Saturday, March 05, 2016

Richard Rohr - on Francis' “Not Merely an Era of Change, but A Change of Era” Sunday, January 31, 2016

Blogger: The change in era consists in the epistemological sea-change from object to subject; from "I" - "it" to "I" - "Thou." To be , then is "To-be-in-relation." We know the other, then, only by becoming the other and experiencing him/her in myself. Being, then, is not substance, but relation.

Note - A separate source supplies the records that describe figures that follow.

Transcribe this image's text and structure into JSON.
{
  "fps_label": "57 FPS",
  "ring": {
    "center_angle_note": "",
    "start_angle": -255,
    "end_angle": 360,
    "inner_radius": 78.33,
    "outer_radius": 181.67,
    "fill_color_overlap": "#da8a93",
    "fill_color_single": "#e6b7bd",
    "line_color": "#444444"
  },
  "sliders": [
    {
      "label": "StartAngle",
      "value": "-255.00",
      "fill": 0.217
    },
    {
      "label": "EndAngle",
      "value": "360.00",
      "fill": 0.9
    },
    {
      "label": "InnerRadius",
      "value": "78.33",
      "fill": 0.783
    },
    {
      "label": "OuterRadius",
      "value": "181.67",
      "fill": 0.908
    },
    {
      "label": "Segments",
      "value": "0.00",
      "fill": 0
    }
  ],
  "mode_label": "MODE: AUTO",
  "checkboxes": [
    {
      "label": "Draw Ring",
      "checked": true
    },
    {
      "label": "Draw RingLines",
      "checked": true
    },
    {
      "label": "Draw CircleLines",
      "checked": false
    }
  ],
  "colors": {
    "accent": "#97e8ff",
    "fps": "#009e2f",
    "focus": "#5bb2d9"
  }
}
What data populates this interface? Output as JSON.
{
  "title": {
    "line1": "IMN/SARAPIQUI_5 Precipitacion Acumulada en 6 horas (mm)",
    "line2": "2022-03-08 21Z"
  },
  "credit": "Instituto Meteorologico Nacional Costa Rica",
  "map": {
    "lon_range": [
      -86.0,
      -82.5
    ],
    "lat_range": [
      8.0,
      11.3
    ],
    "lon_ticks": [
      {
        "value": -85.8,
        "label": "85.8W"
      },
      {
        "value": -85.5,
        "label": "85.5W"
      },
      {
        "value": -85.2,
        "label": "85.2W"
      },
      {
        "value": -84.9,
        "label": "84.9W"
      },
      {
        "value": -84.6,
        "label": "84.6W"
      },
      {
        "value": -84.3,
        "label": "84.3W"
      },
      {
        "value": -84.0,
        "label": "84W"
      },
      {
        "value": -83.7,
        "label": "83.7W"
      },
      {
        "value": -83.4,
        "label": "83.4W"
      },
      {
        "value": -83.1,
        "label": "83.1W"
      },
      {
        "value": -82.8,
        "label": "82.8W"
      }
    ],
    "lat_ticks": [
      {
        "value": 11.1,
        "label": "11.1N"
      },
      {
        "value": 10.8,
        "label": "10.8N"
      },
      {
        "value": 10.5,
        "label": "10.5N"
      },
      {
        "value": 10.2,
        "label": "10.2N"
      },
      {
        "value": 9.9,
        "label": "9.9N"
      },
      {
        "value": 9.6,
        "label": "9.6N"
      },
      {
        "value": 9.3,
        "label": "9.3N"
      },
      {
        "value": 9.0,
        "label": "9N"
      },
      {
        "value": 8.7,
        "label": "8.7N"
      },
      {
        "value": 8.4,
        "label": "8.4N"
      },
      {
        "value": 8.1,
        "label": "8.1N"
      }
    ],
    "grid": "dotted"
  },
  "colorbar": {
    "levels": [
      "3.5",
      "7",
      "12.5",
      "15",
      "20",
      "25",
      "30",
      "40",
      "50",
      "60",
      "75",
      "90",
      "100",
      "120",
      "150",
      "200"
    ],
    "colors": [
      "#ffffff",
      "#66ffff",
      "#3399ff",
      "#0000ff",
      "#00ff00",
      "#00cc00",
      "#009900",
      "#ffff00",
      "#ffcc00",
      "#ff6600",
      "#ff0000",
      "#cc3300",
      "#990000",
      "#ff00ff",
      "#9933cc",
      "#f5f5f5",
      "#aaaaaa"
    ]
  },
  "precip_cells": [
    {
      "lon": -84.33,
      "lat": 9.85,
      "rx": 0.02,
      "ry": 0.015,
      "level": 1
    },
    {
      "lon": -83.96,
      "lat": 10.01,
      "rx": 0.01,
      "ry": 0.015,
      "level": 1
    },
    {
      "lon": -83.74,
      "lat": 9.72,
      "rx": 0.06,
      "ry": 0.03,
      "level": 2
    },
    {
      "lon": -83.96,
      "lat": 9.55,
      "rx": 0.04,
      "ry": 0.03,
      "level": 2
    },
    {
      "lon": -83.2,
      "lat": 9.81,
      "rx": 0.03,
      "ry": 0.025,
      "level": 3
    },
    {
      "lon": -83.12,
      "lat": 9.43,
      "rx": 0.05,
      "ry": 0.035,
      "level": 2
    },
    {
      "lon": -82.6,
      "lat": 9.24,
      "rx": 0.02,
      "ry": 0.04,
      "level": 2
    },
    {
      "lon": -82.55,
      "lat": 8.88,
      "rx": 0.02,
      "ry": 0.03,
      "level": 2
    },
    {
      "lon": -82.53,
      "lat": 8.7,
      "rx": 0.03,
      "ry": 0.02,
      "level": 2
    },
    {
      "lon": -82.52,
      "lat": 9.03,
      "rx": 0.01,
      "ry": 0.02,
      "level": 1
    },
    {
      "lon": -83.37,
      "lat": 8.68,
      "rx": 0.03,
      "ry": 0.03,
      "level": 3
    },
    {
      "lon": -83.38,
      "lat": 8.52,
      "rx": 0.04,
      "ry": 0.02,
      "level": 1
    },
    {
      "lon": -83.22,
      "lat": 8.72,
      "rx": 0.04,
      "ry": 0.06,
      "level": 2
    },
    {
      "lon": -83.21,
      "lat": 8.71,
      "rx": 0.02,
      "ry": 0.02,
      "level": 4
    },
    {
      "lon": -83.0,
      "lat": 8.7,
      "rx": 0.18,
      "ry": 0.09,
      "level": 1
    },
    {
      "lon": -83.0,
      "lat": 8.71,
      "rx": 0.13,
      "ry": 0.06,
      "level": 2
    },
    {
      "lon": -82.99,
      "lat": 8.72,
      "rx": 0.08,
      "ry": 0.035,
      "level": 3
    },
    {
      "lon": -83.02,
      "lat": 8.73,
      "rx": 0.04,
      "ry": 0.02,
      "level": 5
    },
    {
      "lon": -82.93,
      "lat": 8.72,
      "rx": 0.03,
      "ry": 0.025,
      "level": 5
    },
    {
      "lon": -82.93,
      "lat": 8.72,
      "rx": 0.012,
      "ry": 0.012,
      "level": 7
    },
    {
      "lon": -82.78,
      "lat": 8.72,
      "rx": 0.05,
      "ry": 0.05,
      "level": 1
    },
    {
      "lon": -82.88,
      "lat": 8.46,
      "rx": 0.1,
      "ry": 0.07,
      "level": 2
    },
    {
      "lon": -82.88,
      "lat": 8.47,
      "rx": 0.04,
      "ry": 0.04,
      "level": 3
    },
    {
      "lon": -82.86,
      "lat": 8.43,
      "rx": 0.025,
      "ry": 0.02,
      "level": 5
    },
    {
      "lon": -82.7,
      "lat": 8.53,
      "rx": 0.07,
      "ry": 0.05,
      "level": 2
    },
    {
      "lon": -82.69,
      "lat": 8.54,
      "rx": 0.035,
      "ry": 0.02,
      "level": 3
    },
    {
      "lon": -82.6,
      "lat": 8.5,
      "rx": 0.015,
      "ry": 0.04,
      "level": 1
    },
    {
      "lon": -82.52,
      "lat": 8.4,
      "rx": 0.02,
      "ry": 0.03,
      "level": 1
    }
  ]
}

These recent words from Pope Francis are still begging humanity to recognize the seismic shift in consciousness that the Gospel is forever trying to bring about. But Pope Francis is also recognizing that the planet is changing at an alarming speed, and the church had best stop fearing change—or we are ill prepared to announce our own message. Grace and mercy are, and always will be, a radical shift from normal consciousness. We truly are entering a change of era. Until recently, Christianity has largely reflected the common consciousness instead of enlightening it. Nowhere is this more evident than in our preference for punishment over mercy.
“Mercy is the Lord’s most powerful message!” Pope Francis proclaimed at the beginning of his pontificate. [1] A few days later, he said, “Dear brothers and sisters, let us be enveloped by the mercy of God. . . . We will feel [God’s] wonderful tenderness, we will feel [God’s] embrace, and we too will become more capable of mercy, patience, forgiveness, and love.” [2] This is of such crucial importance that Pope Francis has declared this year an Extraordinary Jubilee of Mercy. We will return to this theme throughout the year to make clear how it sets people and culture on an utterly different foundation and in a truly new direction.
I am so very grateful for Pope Francis, who I feel is himself a gift of God’s mercy to the Christian churches and to the world in this time of counting, weighing, and measuring everything for our own small advantage. If we truly understood (“stood under”) God’s mercy, we would see how we’ve gotten everything “upside down and backward,” as Fr. Thomas Keating loves to say. Most of us think and act as if God is a God of retribution and even eternal punishment. But the Bible, Jesus, and the mystics of all the world religions reveal that God is infinite love, which really changes everything. Most religious people have put the cart before the horse by imagining that we can earn God’s love by some kind of moral behavior. Whereas, according to the saints and mystics, God’s love must be experienced first—and then our moral behavior is merely an outflowing from our contact with that infinite source toward all other people and things. Love is the powerful horse; morality is then the beautiful cart that it pulls, not the other way around.
The passion of Pope Francis is to again make merciful love the foundation, the center, and the goal of Christianity. Love is not just the basis on which we build everything, but it’s also the energy with which we proceed, and it’s then the final goal toward which we tend. Love has two lovely daughters, twins called grace and mercy. Like identical twins, they are often indistinguishable: Grace is the inner freedom to be merciful. Mercy is grace in action. And both are the children of love.
To operate inside of this always new and open-ended field, is to live in a truly new era—where evil has no chance to fester, grow, or triumph—because if your only goal is to love, there is no such thing as failure. Really! Even, and most especially, failures are another occasion and opportunity to learn and practice love, even toward yourself. You deserve mercy too.